In low-temperature working conditions and long-cycle energy storage scenarios, the temperature consistency of power batteries directly determines their capacity performance, cycle life, and operational safety. Traditional centralized heating tends to cause local overheating, large temperature differences, and high energy consumption. In contrast, applications of distributed electric heating in power batteries have become an important technical path to improve the stability of battery systems due to their features such as multi-point layout, zoned temperature control, and rapid response. This article focuses on applications of distributed electric heating in power batteries, introducing their core scenarios, technical values, and practical advantages to provide references for relevant design and selection.

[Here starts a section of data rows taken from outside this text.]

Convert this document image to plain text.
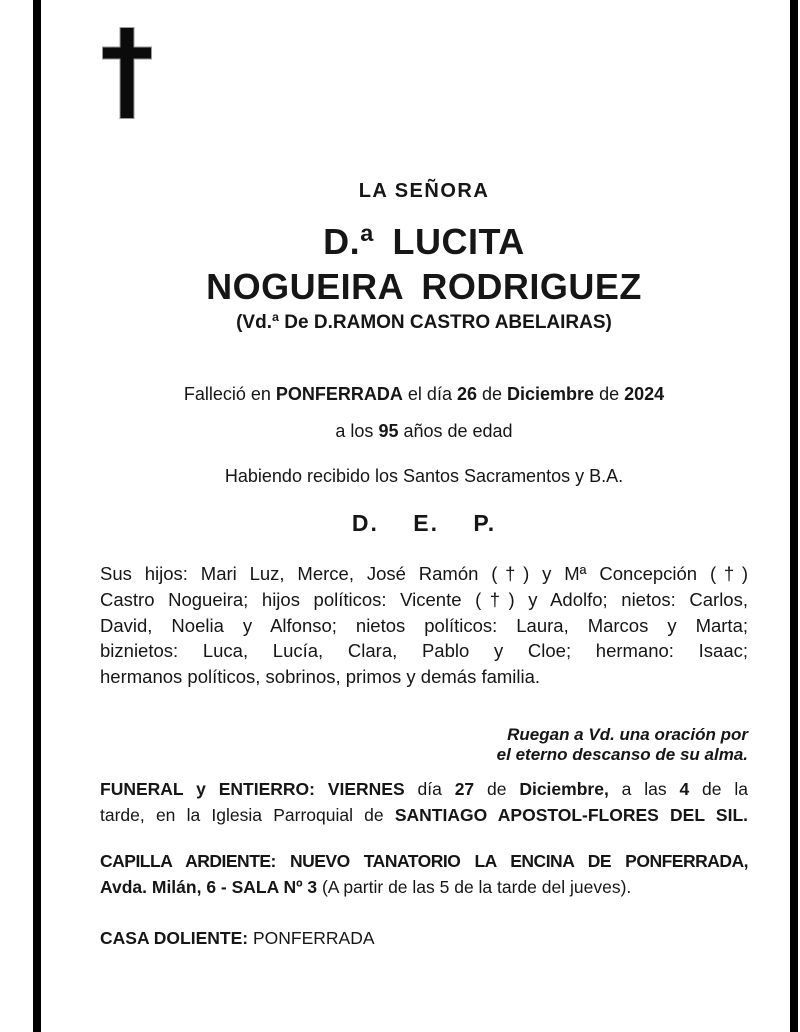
LA SEÑORA
D.ª LUCITA
NOGUEIRA RODRIGUEZ
(Vd.ª De D.RAMON CASTRO ABELAIRAS)
Falleció en PONFERRADA el día 26 de Diciembre de 2024
a los 95 años de edad
Habiendo recibido los Santos Sacramentos y B.A.
D. E. P.
Sus hijos: Mari Luz, Merce, José Ramón (†) y Mª Concepción (†)
Castro Nogueira; hijos políticos: Vicente (†) y Adolfo; nietos: Carlos,
David, Noelia y Alfonso; nietos políticos: Laura, Marcos y Marta;
biznietos: Luca, Lucía, Clara, Pablo y Cloe; hermano: Isaac;
hermanos políticos, sobrinos, primos y demás familia.
Ruegan a Vd. una oración por
el eterno descanso de su alma.
FUNERAL y ENTIERRO: VIERNES día 27 de Diciembre, a las 4 de la
tarde, en la Iglesia Parroquial de SANTIAGO APOSTOL-FLORES DEL SIL.
CAPILLA ARDIENTE: NUEVO TANATORIO LA ENCINA DE PONFERRADA,
Avda. Milán, 6 - SALA Nº 3 (A partir de las 5 de la tarde del jueves).
CASA DOLIENTE: PONFERRADA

I. Applications in Low-Temperature Startup and Preheating
Low temperatures significantly reduce electrolyte activity and ion conduction efficiency, leading to a sharp decline in battery charging and discharging capabilities, and even triggering risks of lithium precipitation. Applications of distributed electric heating in power batteries can arrange flexible heating units at the cell and module levels, and realize multi-point synchronous heating with BMS, quickly bringing the battery pack into the optimal working range. Compared with centralized heating, the distributed scheme features more uniform heating and smaller local temperature differences, which can effectively protect cell consistency and improve low-temperature startup success rate and fast charging compatibility. In equipment such as outdoor base station power supplies and vehicle-mounted backup power supplies, applications of distributed electric heating in power batteries can stably support reliable startup in environments from -30℃ to -10℃ and reduce capacity loss.

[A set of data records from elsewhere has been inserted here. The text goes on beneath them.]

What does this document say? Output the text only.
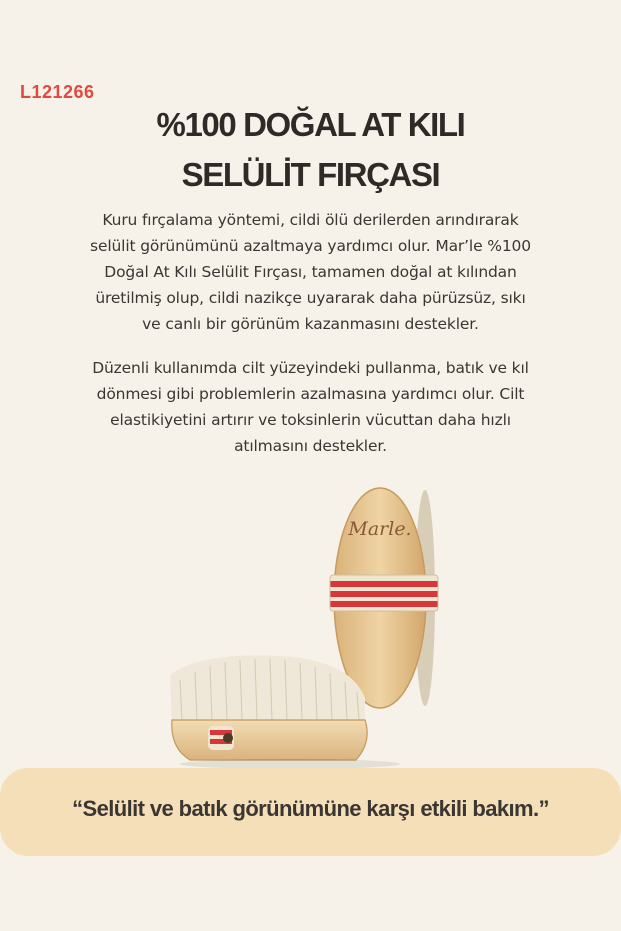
L121266
%100 DOĞAL AT KILI
SELÜLİT FIRÇASI
Kuru fırçalama yöntemi, cildi ölü derilerden arındırarak
selülit görünümünü azaltmaya yardımcı olur. Mar’le %100
Doğal At Kılı Selülit Fırçası, tamamen doğal at kılından
üretilmiş olup, cildi nazikçe uyararak daha pürüzsüz, sıkı
ve canlı bir görünüm kazanmasını destekler.
Düzenli kullanımda cilt yüzeyindeki pullanma, batık ve kıl
dönmesi gibi problemlerin azalmasına yardımcı olur. Cilt
elastikiyetini artırır ve toksinlerin vücuttan daha hızlı
atılmasını destekler.
Marle.
“Selülit ve batık görünümüne karşı etkili bakım.”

II. Applications in Constant Temperature Maintenance of Energy Storage Power Stations
Large-scale electrochemical energy storage power stations have strict requirements on the battery operating temperature window. Long-term low temperature or uneven temperature will accelerate aging and reduce available capacity. Applications of distributed electric heating in power batteries realize refined temperature maintenance of the whole station by reasonably arranging heating modules inside the cabin and between modules, combined with air ducts and temperature control logic. This method features lower energy consumption and more stable temperature control, which can control the temperature difference of the battery pack within a small range, extend the overall service life of the energy storage system, and improve the stability of off-peak power storage and peak discharge. In energy storage projects in alpine regions, applications of distributed electric heating in power batteries have become a key configuration to ensure efficient and stable operation of the system throughout the year.

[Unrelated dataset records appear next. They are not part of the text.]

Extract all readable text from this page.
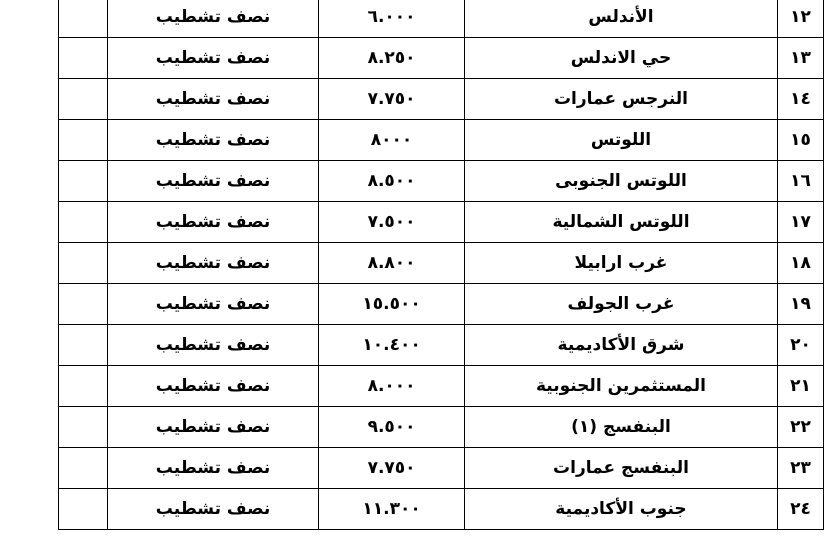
١٢	الأندلس	٦.٠٠٠	نصف تشطيب	
١٣	حي الاندلس	٨.٢٥٠	نصف تشطيب	
١٤	النرجس عمارات	٧.٧٥٠	نصف تشطيب	
١٥	اللوتس	٨٠٠٠	نصف تشطيب	
١٦	اللوتس الجنوبى	٨.٥٠٠	نصف تشطيب	
١٧	اللوتس الشمالية	٧.٥٠٠	نصف تشطيب	
١٨	غرب ارابيلا	٨.٨٠٠	نصف تشطيب	
١٩	غرب الجولف	١٥.٥٠٠	نصف تشطيب	
٢٠	شرق الأكاديمية	١٠.٤٠٠	نصف تشطيب	
٢١	المستثمرين الجنوبية	٨.٠٠٠	نصف تشطيب	
٢٢	البنفسج (١)	٩.٥٠٠	نصف تشطيب	
٢٣	البنفسج عمارات	٧.٧٥٠	نصف تشطيب	
٢٤	جنوب الأكاديمية	١١.٣٠٠	نصف تشطيب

III. Applications in Thermal Safety and Balanced Management
Thermal runaway of batteries mostly starts from local overheating, and the linkage of distributed heating and temperature measurement can improve safety redundancy. Applications of distributed electric heating in power batteries, combined with multi-point temperature collection, can quickly identify abnormal temperature rise, adjust heating output, and suppress heat spread. At the same time, distributed heating can properly supplement heat for low-temperature lagging cells, improve the consistency of the whole pack, and reduce performance attenuation and potential safety hazards caused by temperature differences. In scenarios with high reliability requirements such as industrial backup power supplies and special equipment power supplies, applications of distributed electric heating in power batteries provide reliable support for the safe operation of the system.
IV. Technology Implementation and Brand Practice
Applications of distributed electric heating in power batteries are rapidly expanding from vehicle-mounted power scenarios to energy storage, industrial power supplies and other fields. Materials and structures are continuously optimized, and solutions such as flexible films and carbon fiber heating are gradually maturing. YIBENYUAN has stable solution integration and adaptation capabilities in the field of distributed thermal management, which can provide matching heating configurations for different battery systems and help improve low-temperature performance and service life.
In summary, applications of distributed electric heating in power batteries cover core links such as low-temperature preheating, energy storage constant temperature, and thermal safety balance, effectively solving problems such as uneven temperature, low-temperature attenuation, and short service life. With the development of battery systems towards high energy density, wide temperature range, and long service life, applications of distributed electric heating in power batteries will continue to deepen and provide stable and reliable temperature control support for more scenarios.